En France, le nombre de femmes victimes de violences physiques et/ou sexuelles commises par leur actuel ou ancien partenaire est estimé à 225 000 femmes par an. 3 femmes victimes sur 4 déclarent avoir subi des faits répétés. 8 femmes victimes sur 10 déclarent avoir également été soumises à des atteintes psychologiques ou des agressions verbales. En 2016, 123 femmes ont été tuées par leur partenaire ou ex partenaire, soit 1 tous les 3 jours. 25 enfants mineurs sont décédés, tués par un de leurs parents dans un contexte de violences au sein du couple.

Alors en 2018, on est tou-te-s « #metoo » ? Dans les mots oui !

Le Président de la République s’est engagé à l’occasion de son discours sur le lancement de la « grande cause du quinquennat » : « je me suis en effet engagé à ce que la cause du quinquennat soit celle de l’égalité entre les femmes et les hommes et le premier pilier de cette cause, c’est bien la lutte pour l’élimination complète des violences faites aux femmes. Pour cela, je souhaite que nous nous donnions les moyens de mener une action résolue à hauteur des enjeux. »

Dans les faits non !

Le 3ème plan interministériel de lutte contre les violences faites aux femmes de 2011 prévoit un lieu d’accueil de jour par département pour recevoir et accompagner les femmes victimes de violence. C’est un premier pas, mais c’est largement insuffisant !

A l’échelle du Morbihan, l’existence d’un seul lieu d’accueil situé à Vannes laisse ainsi de côté environ 4/5 de la population du département ! Quand on connait la complexité de ces situations de maltraitance, les difficultés qu’ont les victimes à s’identifier comme victimes, à affronter peur des représailles, honte et sentiment d’humiliation pour demander de l’aide, et l’ambivalence très fréquente de leur relation à leur bourreau (sans parler des complications financières et organisationnelles que ces déplacements impliquent) … on comprend bien que très peu d’entre elles feront la démarche de se rendre à l’autre bout du département pour solliciter un accompagnement …

Le Centre d’Information sur les Droits des Femmes et des Familles du Morbihan (CIDFF 56), en partenariat avec la Sauvegarde 56, avait donc fait le choix en 2014 d’ouvrir 2 lieux d’accueil de jour, 1 à Vannes et 1 à Lorient (avec l’appui de financements de la Région Bretagne, la Préfecture du Morbihan, la Caf du Morbihan). Le lieu d’accueil de jour de Lorient a suivi et accompagné de 2015 à 2017 une centaine de femmes par an. Mais à peine 3 ans après l’ouverture et suite à la diminution de la subvention de la préfecture, ce lieu a dû fermer faute de financement suffisant.
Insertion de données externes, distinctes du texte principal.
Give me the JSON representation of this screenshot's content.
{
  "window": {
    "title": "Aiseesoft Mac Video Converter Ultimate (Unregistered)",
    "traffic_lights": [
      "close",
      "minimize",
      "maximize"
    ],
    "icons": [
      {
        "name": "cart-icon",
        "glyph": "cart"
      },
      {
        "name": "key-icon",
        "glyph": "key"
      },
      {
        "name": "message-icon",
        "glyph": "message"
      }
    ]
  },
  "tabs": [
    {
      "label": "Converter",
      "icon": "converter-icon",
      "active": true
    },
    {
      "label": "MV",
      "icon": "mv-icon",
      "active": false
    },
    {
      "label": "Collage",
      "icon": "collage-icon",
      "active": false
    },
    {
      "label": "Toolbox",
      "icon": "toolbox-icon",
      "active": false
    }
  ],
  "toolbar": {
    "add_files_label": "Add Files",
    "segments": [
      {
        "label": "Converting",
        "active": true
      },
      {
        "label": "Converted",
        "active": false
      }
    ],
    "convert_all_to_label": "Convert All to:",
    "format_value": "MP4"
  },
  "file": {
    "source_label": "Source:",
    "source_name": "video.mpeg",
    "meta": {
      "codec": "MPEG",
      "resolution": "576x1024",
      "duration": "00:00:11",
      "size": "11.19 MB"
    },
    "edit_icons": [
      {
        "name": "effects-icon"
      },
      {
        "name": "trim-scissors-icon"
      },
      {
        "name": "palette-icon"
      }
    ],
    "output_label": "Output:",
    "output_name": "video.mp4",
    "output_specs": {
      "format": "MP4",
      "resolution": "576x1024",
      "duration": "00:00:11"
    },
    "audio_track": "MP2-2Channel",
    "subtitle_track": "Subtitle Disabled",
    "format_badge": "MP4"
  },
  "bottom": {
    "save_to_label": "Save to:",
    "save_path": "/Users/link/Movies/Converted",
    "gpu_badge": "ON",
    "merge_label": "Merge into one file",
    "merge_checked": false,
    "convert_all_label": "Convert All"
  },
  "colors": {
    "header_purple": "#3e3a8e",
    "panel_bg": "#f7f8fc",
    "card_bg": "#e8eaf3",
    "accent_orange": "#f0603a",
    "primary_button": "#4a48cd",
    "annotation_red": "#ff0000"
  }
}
Aujourd’hui, il suffirait pourtant de 40 000 euros / an pour réouvrir et faire vivre le lieu d’accueil de Lorient.

Nous interpellons donc les pouvoirs publics et les invitons à prendre leurs responsabilités pour apporter une réponse dans tout le territoire aux besoins d’accompagnement et de soutien des victimes de violences conjugales :

– à Lorient, nous demandons la réouverture de l’accueil de jour

– dans le Morbihan et en Bretagne, nous demandons l’ouverture de nouveaux lieux d’accueil pluridisciplinaires, notamment pour les zones rurales

– en France, nous demandons un plan de lutte contre les violences plus ambitieux et ne se limitant pas à la population des grandes métropoles.